• drag reduction
• contoured cavities
• cfd simulation

The reduction of aerodynamic drag is of great interest for engineering applications and may also be seen as a first step towards the conception of control strategies that may eventually be applied to complex configurations.
The present work aims at reducing the aerodynamic drag on simple geometry.
A possible method to reduce these losses is to introduce suitably-shaped transverse cavities in the solid wall. These cavities will be efficient whether they alter the flow field so that the wall viscous stresses are decreased more than the pressure drag is increased. Contoured cavities are introduced in a flat plate solid wall. Both laminar and turbulent boundary layers have been considered at Reynolds numbers, based on the free-stream velocity, the flat plate length and the air's kinematic viscosity, that range from 2500 to 6 millions. Different shapes, numbers of cavities and dimensions are investigated.
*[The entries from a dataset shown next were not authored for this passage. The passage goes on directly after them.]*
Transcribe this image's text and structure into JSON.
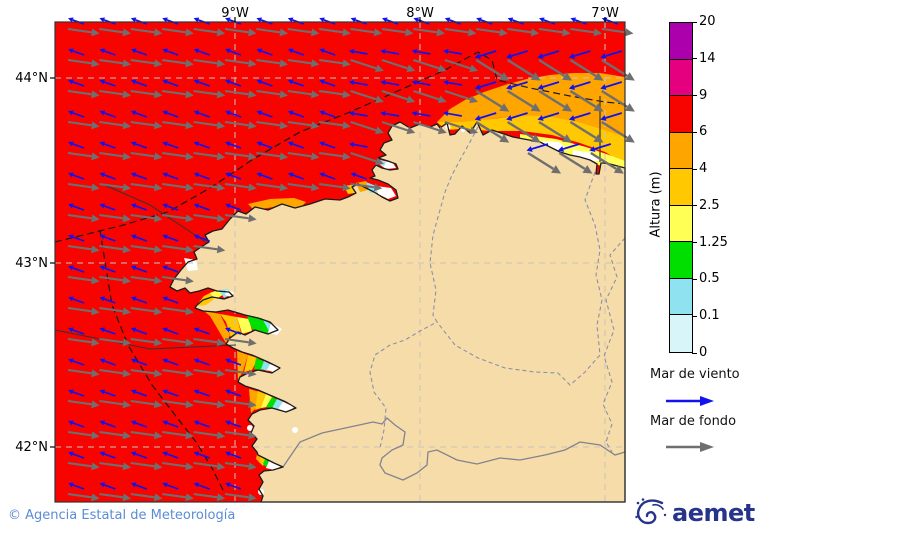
{
  "axes": {
    "top_ticks": [
      "9°W",
      "8°W",
      "7°W"
    ],
    "left_ticks": [
      "44°N",
      "43°N",
      "42°N"
    ]
  },
  "colorbar": {
    "title": "Altura (m)",
    "tick_labels": [
      "20",
      "14",
      "9",
      "6",
      "4",
      "2.5",
      "1.25",
      "0.5",
      "0.1",
      "0"
    ],
    "segment_colors_top_to_bottom": [
      "#AC00AC",
      "#E4007E",
      "#F80400",
      "#FFA500",
      "#FFC800",
      "#FFFF55",
      "#00DF00",
      "#8FE3F0",
      "#D8F6FA"
    ]
  },
  "legend": {
    "wind_sea_label": "Mar de viento",
    "wind_sea_color": "#1212EE",
    "swell_label": "Mar de fondo",
    "swell_color": "#6f6f6f"
  },
  "map": {
    "ocean_color": "#F80400",
    "land_color": "#F6DCA8",
    "coast_color": "#1a1a1a",
    "grid_color": "#C9C2BC",
    "boundary_color": "#8a90aa",
    "border_color": "#82828f",
    "sea_line_color": "#1a1a1a"
  },
  "footer": {
    "copyright": "© Agencia Estatal de Meteorología"
  },
  "logo": {
    "text": "aemet"
  }
}
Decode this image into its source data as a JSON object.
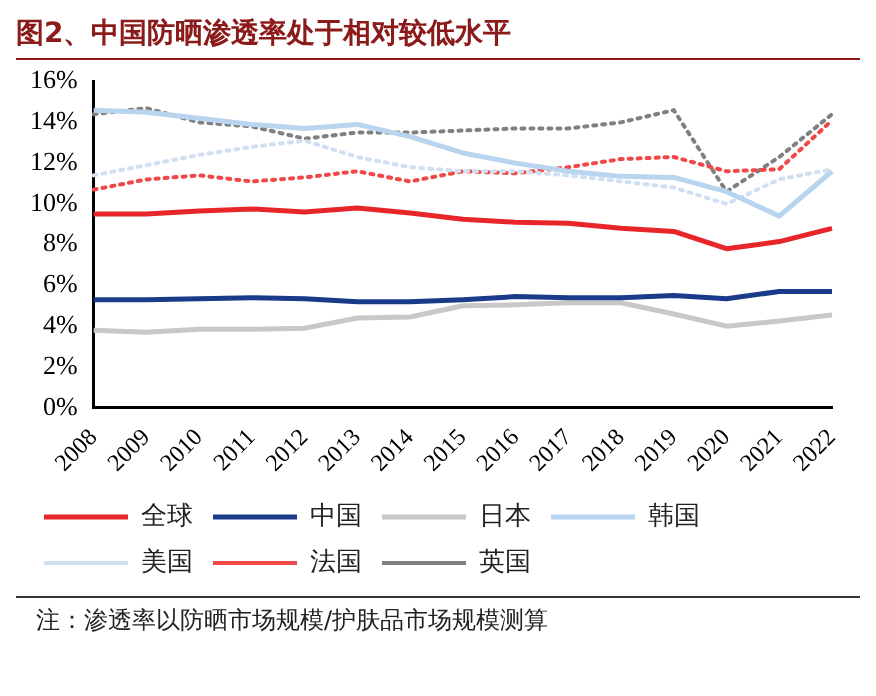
{
  "chart_data": {
    "type": "line",
    "title": "图2、中国防晒渗透率处于相对较低水平",
    "categories": [
      "2008",
      "2009",
      "2010",
      "2011",
      "2012",
      "2013",
      "2014",
      "2015",
      "2016",
      "2017",
      "2018",
      "2019",
      "2020",
      "2021",
      "2022"
    ],
    "series": [
      {
        "name": "全球",
        "color": "#e8262a",
        "line_style": "solid",
        "values": [
          9.5,
          9.5,
          9.65,
          9.75,
          9.6,
          9.8,
          9.55,
          9.25,
          9.1,
          9.05,
          8.8,
          8.65,
          7.8,
          8.15,
          8.8
        ]
      },
      {
        "name": "中国",
        "color": "#1a3a8a",
        "line_style": "solid",
        "values": [
          5.3,
          5.3,
          5.35,
          5.4,
          5.35,
          5.2,
          5.2,
          5.3,
          5.45,
          5.4,
          5.4,
          5.5,
          5.35,
          5.7,
          5.7
        ]
      },
      {
        "name": "日本",
        "color": "#c8c8c8",
        "line_style": "solid",
        "values": [
          3.8,
          3.7,
          3.85,
          3.85,
          3.9,
          4.4,
          4.45,
          5.0,
          5.05,
          5.15,
          5.15,
          4.6,
          4.0,
          4.25,
          4.55
        ]
      },
      {
        "name": "韩国",
        "color": "#b8d4ee",
        "line_style": "solid",
        "values": [
          14.6,
          14.5,
          14.2,
          13.9,
          13.7,
          13.9,
          13.3,
          12.5,
          12.0,
          11.6,
          11.35,
          11.3,
          10.6,
          9.4,
          11.6
        ]
      },
      {
        "name": "美国",
        "color": "#d0e0f2",
        "line_style": "dotted",
        "values": [
          11.4,
          11.9,
          12.4,
          12.8,
          13.1,
          12.3,
          11.8,
          11.6,
          11.6,
          11.4,
          11.1,
          10.8,
          10.0,
          11.2,
          11.7
        ]
      },
      {
        "name": "法国",
        "color": "#f04848",
        "line_style": "dotted",
        "values": [
          10.7,
          11.2,
          11.4,
          11.1,
          11.3,
          11.6,
          11.1,
          11.6,
          11.5,
          11.8,
          12.2,
          12.3,
          11.6,
          11.7,
          14.1
        ]
      },
      {
        "name": "英国",
        "color": "#808080",
        "line_style": "dotted",
        "values": [
          14.4,
          14.7,
          14.0,
          13.8,
          13.2,
          13.5,
          13.5,
          13.6,
          13.7,
          13.7,
          14.0,
          14.6,
          10.6,
          12.3,
          14.4
        ]
      }
    ],
    "ylim": [
      0,
      16
    ],
    "yticks": [
      {
        "value": 0,
        "label": "0%"
      },
      {
        "value": 2,
        "label": "2%"
      },
      {
        "value": 4,
        "label": "4%"
      },
      {
        "value": 6,
        "label": "6%"
      },
      {
        "value": 8,
        "label": "8%"
      },
      {
        "value": 10,
        "label": "10%"
      },
      {
        "value": 12,
        "label": "12%"
      },
      {
        "value": 14,
        "label": "14%"
      },
      {
        "value": 16,
        "label": "16%"
      }
    ],
    "grid": false,
    "legend": "bottom",
    "marker": "none",
    "annotations": [
      "注：渗透率以防晒市场规模/护肤品市场规模测算"
    ]
  }
}
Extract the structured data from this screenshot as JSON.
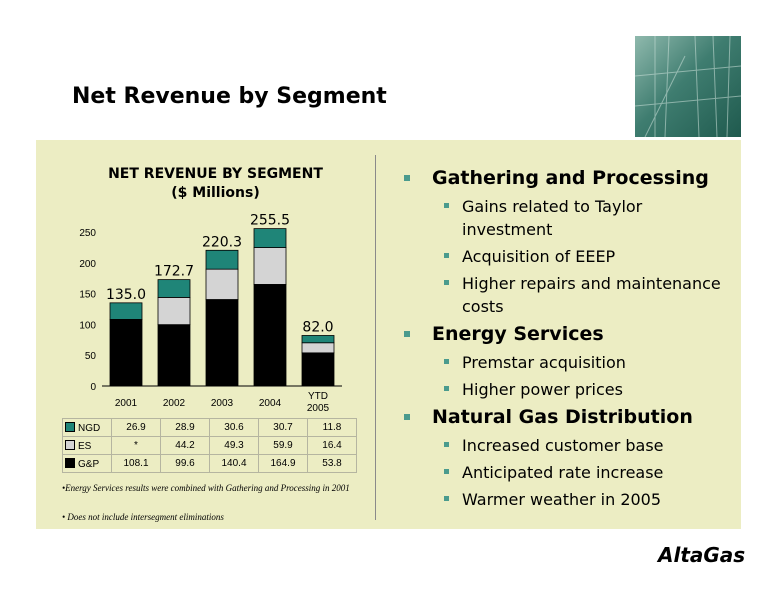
{
  "slide": {
    "title": "Net Revenue by Segment",
    "logo_text": "AltaGas",
    "photo_icon": "industrial-plant-photo"
  },
  "colors": {
    "panel": "#ecedc3",
    "NGD": "#1f8578",
    "ES": "#d4d4d4",
    "GP": "#000000",
    "bullet": "#4a9b8d"
  },
  "chart_data": {
    "type": "bar",
    "stacked": true,
    "title_line1": "NET REVENUE BY SEGMENT",
    "title_line2": "($ Millions)",
    "categories": [
      "2001",
      "2002",
      "2003",
      "2004",
      "YTD 2005"
    ],
    "category_lines": [
      [
        "2001"
      ],
      [
        "2002"
      ],
      [
        "2003"
      ],
      [
        "2004"
      ],
      [
        "YTD",
        "2005"
      ]
    ],
    "ylim": [
      0,
      250
    ],
    "yticks": [
      0,
      50,
      100,
      150,
      200,
      250
    ],
    "totals": [
      "135.0",
      "172.7",
      "220.3",
      "255.5",
      "82.0"
    ],
    "series": [
      {
        "name": "G&P",
        "values": [
          108.1,
          99.6,
          140.4,
          164.9,
          53.8
        ],
        "labels": [
          "108.1",
          "99.6",
          "140.4",
          "164.9",
          "53.8"
        ]
      },
      {
        "name": "ES",
        "values": [
          0,
          44.2,
          49.3,
          59.9,
          16.4
        ],
        "labels": [
          "*",
          "44.2",
          "49.3",
          "59.9",
          "16.4"
        ]
      },
      {
        "name": "NGD",
        "values": [
          26.9,
          28.9,
          30.6,
          30.7,
          11.8
        ],
        "labels": [
          "26.9",
          "28.9",
          "30.6",
          "30.7",
          "11.8"
        ]
      }
    ],
    "table_row_order": [
      "NGD",
      "ES",
      "G&P"
    ],
    "grid": false,
    "legend": "data-table"
  },
  "notes": [
    "•Energy Services results were combined with Gathering and Processing in 2001",
    "• Does not  include  intersegment eliminations"
  ],
  "bullets": [
    {
      "heading": "Gathering and Processing",
      "items": [
        "Gains related to Taylor investment",
        "Acquisition of EEEP",
        "Higher repairs and maintenance costs"
      ]
    },
    {
      "heading": "Energy Services",
      "items": [
        "Premstar acquisition",
        "Higher power prices"
      ]
    },
    {
      "heading": "Natural Gas Distribution",
      "items": [
        "Increased customer base",
        "Anticipated rate increase",
        "Warmer weather in 2005"
      ]
    }
  ]
}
Two-dimensional steady-state incompressible simulations have been carried out by using a commercial code and a finite-volume space discretization. A laminar DNS approach is used for the simulations of the flat plate with laminar boundary layer, while for the turbulent one a RANS approach with the transitional SST k-ω turbulence model with no wall functions is chosen. Cavities are positioned in different regions of the flat plate. For all the tested cases, the introduction of cavities reduces the aerodynamic drag compared to the one evaluated for the plat plate with laminar boundary layer in the same range. An optimization process of the cavities shape and depth, is then carried out to further decrease the aerodynamic drag. As for the flat plate with turbulent boundary layer, the increase of the pressure drag is instead equal or greater to the reduction in viscous stress, giving for all tested cases greater aerodynamic drag respect to the one calculated for the unmodified reference flat plate in the same range.